Secondo l’inviato del Corriere della Sera, il delitto sarebbe maturato in un contesto di vendette dei somali contro comportamenti illeciti dei militari italiani che operavano nell’ambito dell’operazione Restore Hope. Violenze sessuali da parte dei nostri soldati, uccisioni di bambini e civili innocenti sono stati la miccia che ha fatto esplodere la rabbia dei somali. «Non sono state mai fatte investigazione su questi “torti” subiti dai somali  - conclude Alberizzi -. Tutti erano intenti a cercare prove per inchiodare la cooperazione o i trafficanti d’armi o quelli di rifiuti. I quali sicuramente hanno responsabilità (e anche grosse in Somalia) ma che hanno poco a che fare con la morte di Ilaria e Miran. Peccato: indagare in altre direzioni avrebbe forse potuto portare alla verità. Se però, con onestà, è la verità che si vuole raggiungere. Se invece testardamente si vuole dimostrare una tesi precostituita, per ottenere, attraverso il sensazionalismo, tra le altre cose, notorietà e fama, beh, allora è proprio un’altra cosa».

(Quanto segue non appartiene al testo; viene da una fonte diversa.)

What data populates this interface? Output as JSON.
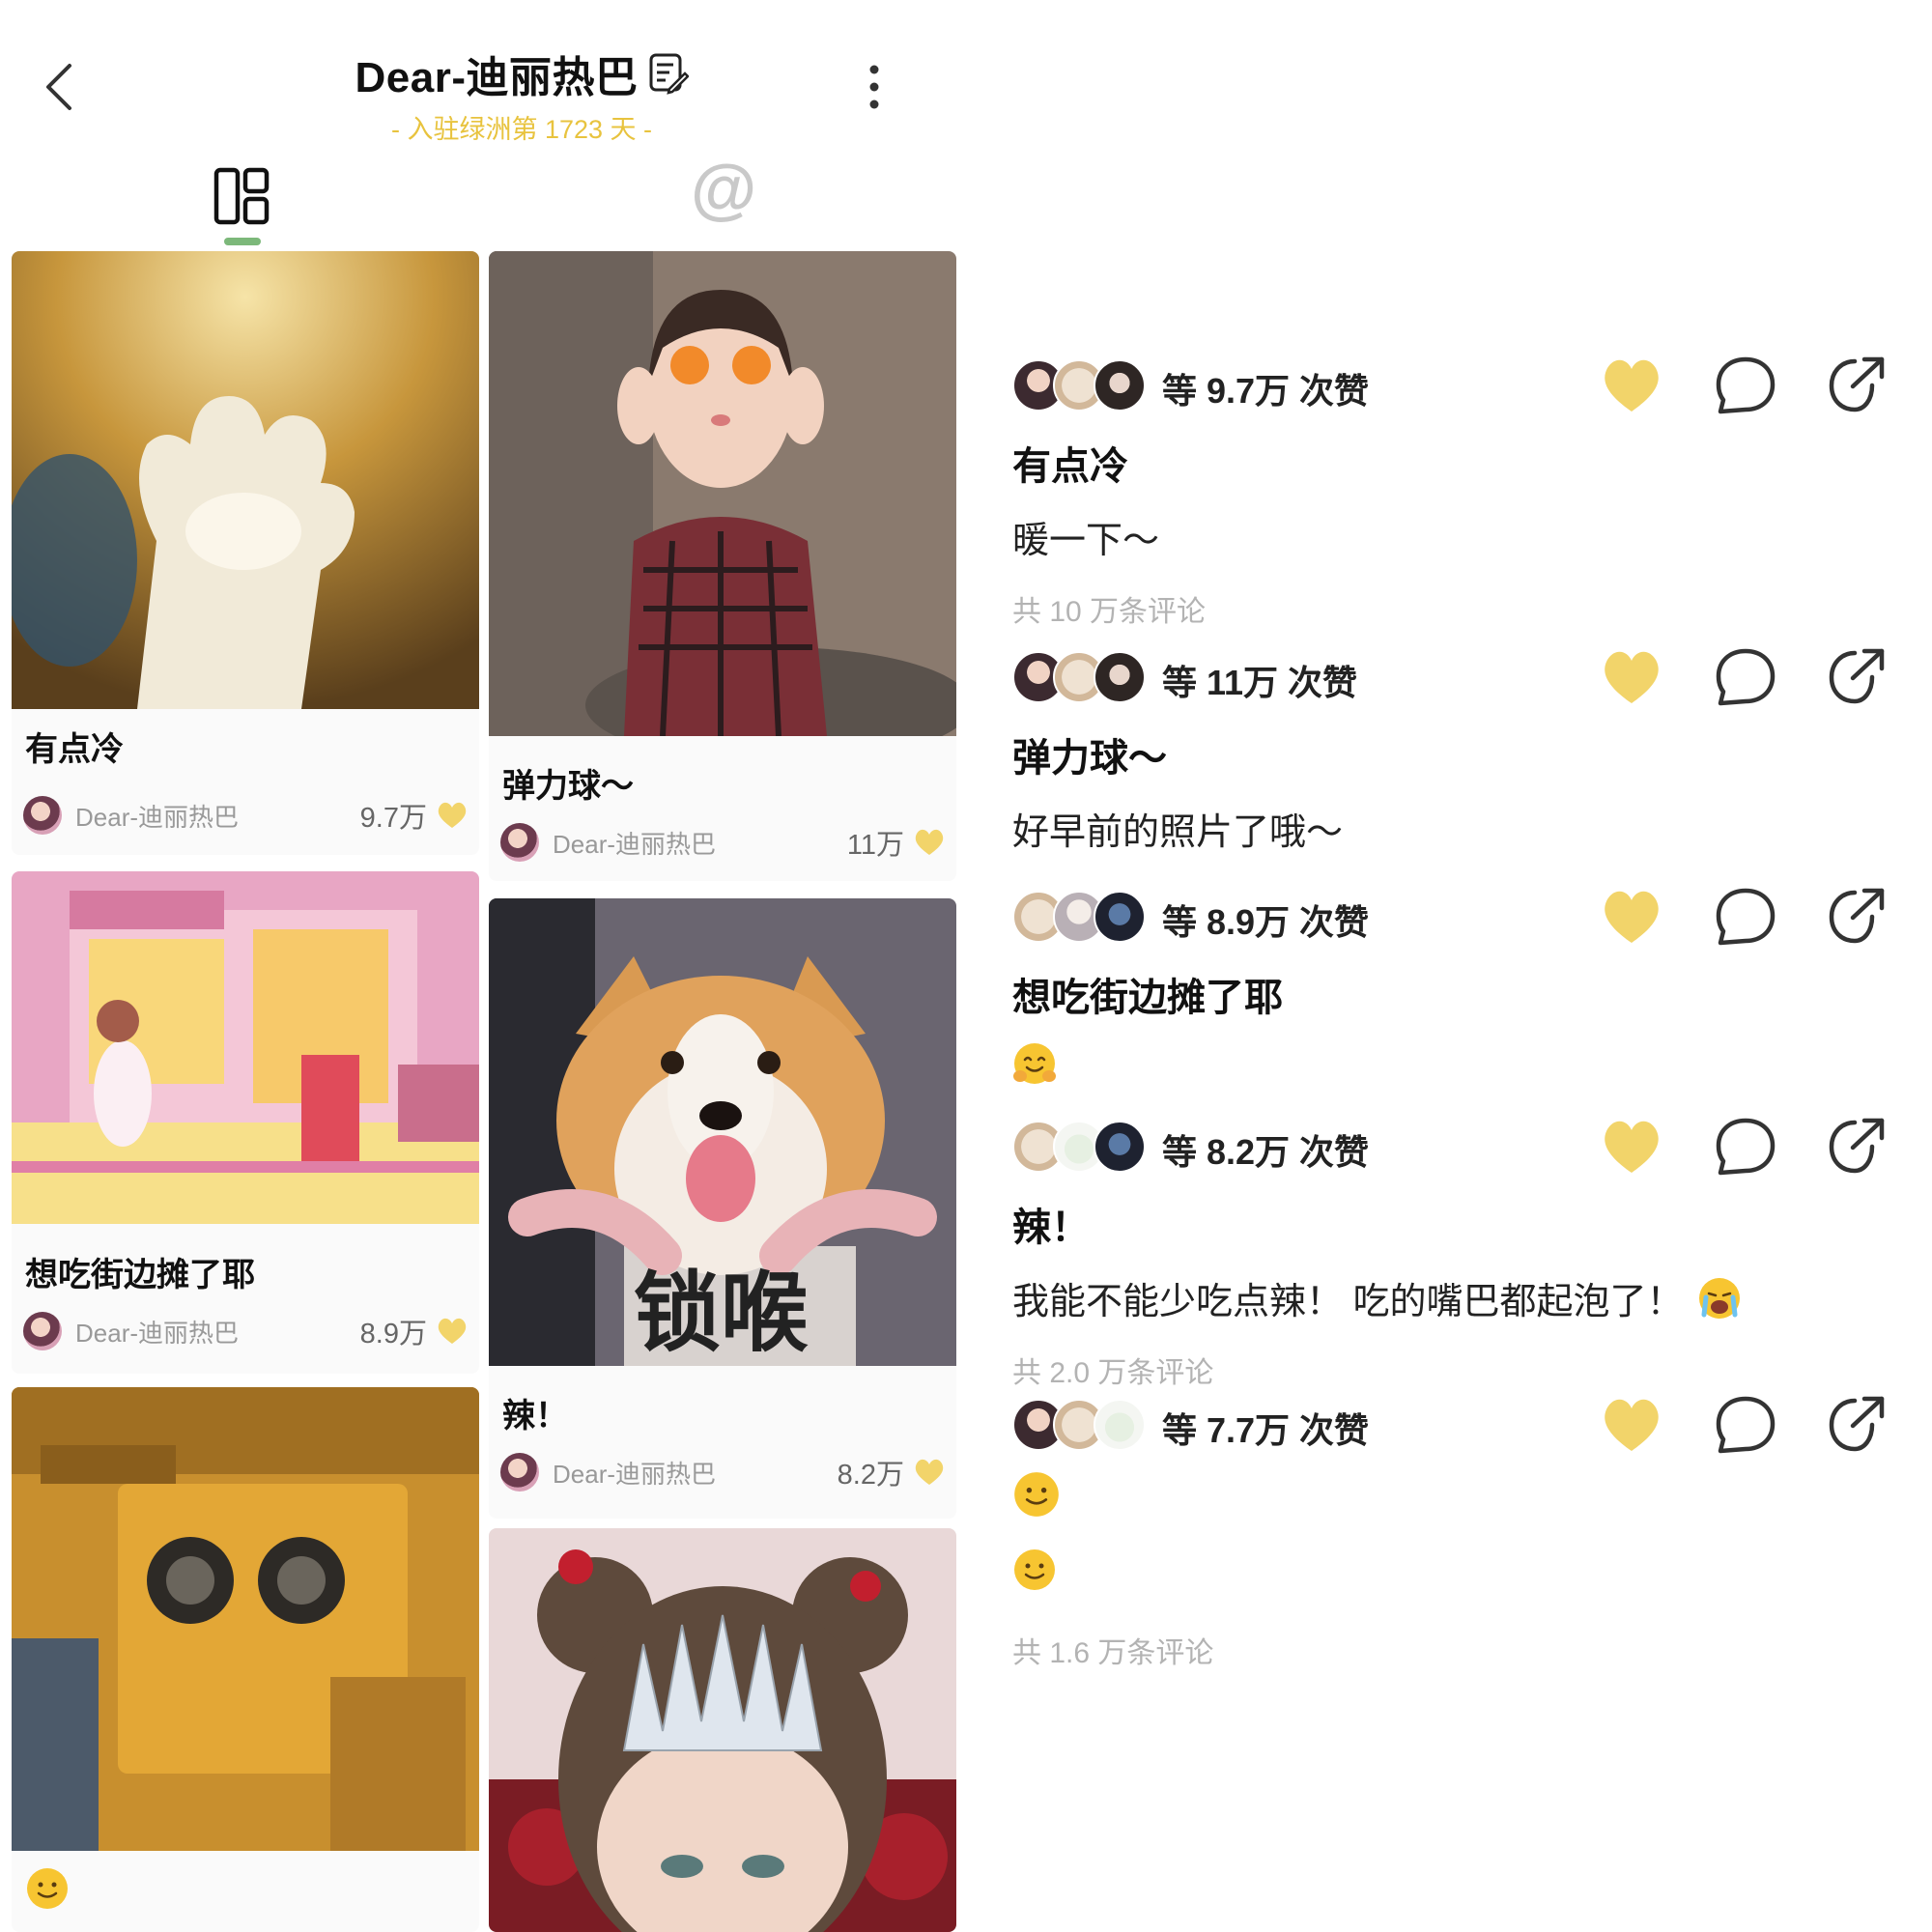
{
  "header": {
    "back_icon": "chevron-left-icon",
    "title": "Dear-迪丽热巴",
    "title_icon": "note-edit-icon",
    "subtitle": "- 入驻绿洲第 1723 天 -",
    "more_icon": "more-vertical-icon"
  },
  "tabs": {
    "grid_icon": "grid-layout-icon",
    "mention_label": "@"
  },
  "colors": {
    "accent_yellow": "#e8c33e",
    "heart": "#f2d46a",
    "tab_indicator": "#7cb87a"
  },
  "cards": [
    {
      "title": "有点冷",
      "author": "Dear-迪丽热巴",
      "likes": "9.7万"
    },
    {
      "title": "弹力球～",
      "author": "Dear-迪丽热巴",
      "likes": "11万"
    },
    {
      "title": "想吃街边摊了耶",
      "author": "Dear-迪丽热巴",
      "likes": "8.9万"
    },
    {
      "title": "辣！",
      "author": "Dear-迪丽热巴",
      "likes": "8.2万",
      "image_text": "锁喉"
    },
    {
      "title": "",
      "author": "",
      "likes": ""
    },
    {
      "title": "",
      "author": "",
      "likes": ""
    }
  ],
  "feed": [
    {
      "likes_text": "等 9.7万 次赞",
      "title": "有点冷",
      "body": "暖一下～",
      "comments": "共 10 万条评论"
    },
    {
      "likes_text": "等 11万 次赞",
      "title": "弹力球～",
      "body": "好早前的照片了哦～",
      "comments": ""
    },
    {
      "likes_text": "等 8.9万 次赞",
      "title": "想吃街边摊了耶",
      "body": "",
      "comments": ""
    },
    {
      "likes_text": "等 8.2万 次赞",
      "title": "辣！",
      "body": "我能不能少吃点辣！ 吃的嘴巴都起泡了！",
      "comments": "共 2.0 万条评论"
    },
    {
      "likes_text": "等 7.7万 次赞",
      "title": "",
      "body": "",
      "comments": "共 1.6 万条评论"
    }
  ]
}
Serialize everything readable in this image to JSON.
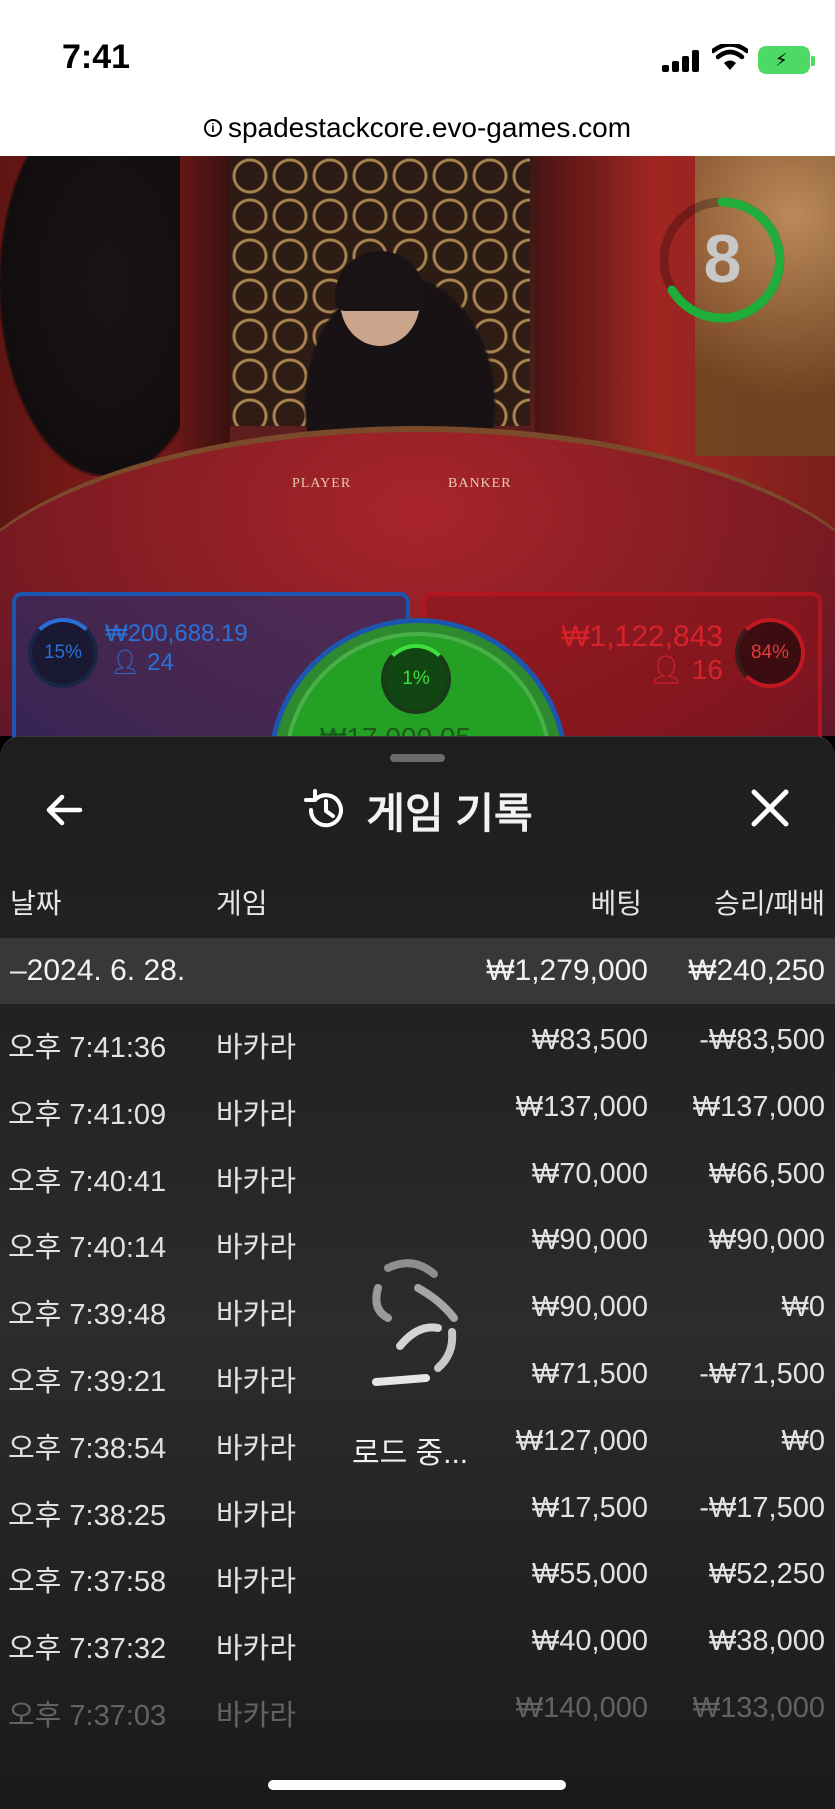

Luciano Scalettari crede invece all’ipotesi del complotto ci crede. Inviato di Famiglia Cristiana, da anni si occupa del caso di Ilaria Alpi e Miran Hrowatin sul quale ha scritto due libri (Un omicidio al crocevia per Baldini&Castoldi e 1994 per Chiarelettere). «Dietro a quell’omicidio - spiega - c’è qualcosa di più di un semplice traffico d’armi o di rifiuti tossici. C’è un traffico illecito con la Somalia nel quale sono conniventi pezzi delle nostre istituzioni. O, meglio, un traffico che avveniva con una sorta di silenzio-assenso di strutture dello Stato italiano». Scalettari cita un documento trovato di recente nel quale si evince la presenza di operatori della struttura segreta Gladio a Bosaso, proprio mentre stavano operando Ilaria e Miran. E proprio la presenza dei due giornalisti insospettisce gli agenti di Gladio che, timorosi di possibili rivelazioni, in quei giorni si ritirano.

Nel 2005 il reporter di Famiglia Cristiana si è recato sulla strada Garowe-Bosaso dove stavano lavorando negli ultimi giorni la Alpi e Hrowatin. Sa che i due giornalisti Rai stavano lavorando per far emergere un traffico illecito di fusti con materiale tossico che sarebbero stati interrati proprio sotto la strada. Grazie a sofisticati strumenti di indagine geologici, Scalettari scopre che sotto la strada ci sono reperti metallici, probabilmente proprio i fusti. Raccoglie inoltre numerose testimonianze di operai che, durante la costruzione della strada, interravano quegli stani bidoni. «La nostra intenzione - racconta - era quella di scavare sotto la strada, prendere questi reperti e portarli in Italia per farli analizzare. Il costo dell’operazione però era troppo elevato e non siamo riusciti a trovare nessuno che ci finanziasse. Comunque gli indizi ci sono e sono molti. Le indagini quindi dovrebbero proseguire su questa strada». Ma che cosa risponde alle accuse dei colleghi che non credono a questa tesi? «Inspiegabilmente - conclude - tutti i giornalisti italiani che lavoravano in Somalia insieme a Ilaria Alpi e Miran Hrowatin non si sono mai occupati del caso dopo la morte dei colleghi. Perché? Mi piacerebbe confrontarmi con loro su questo punto».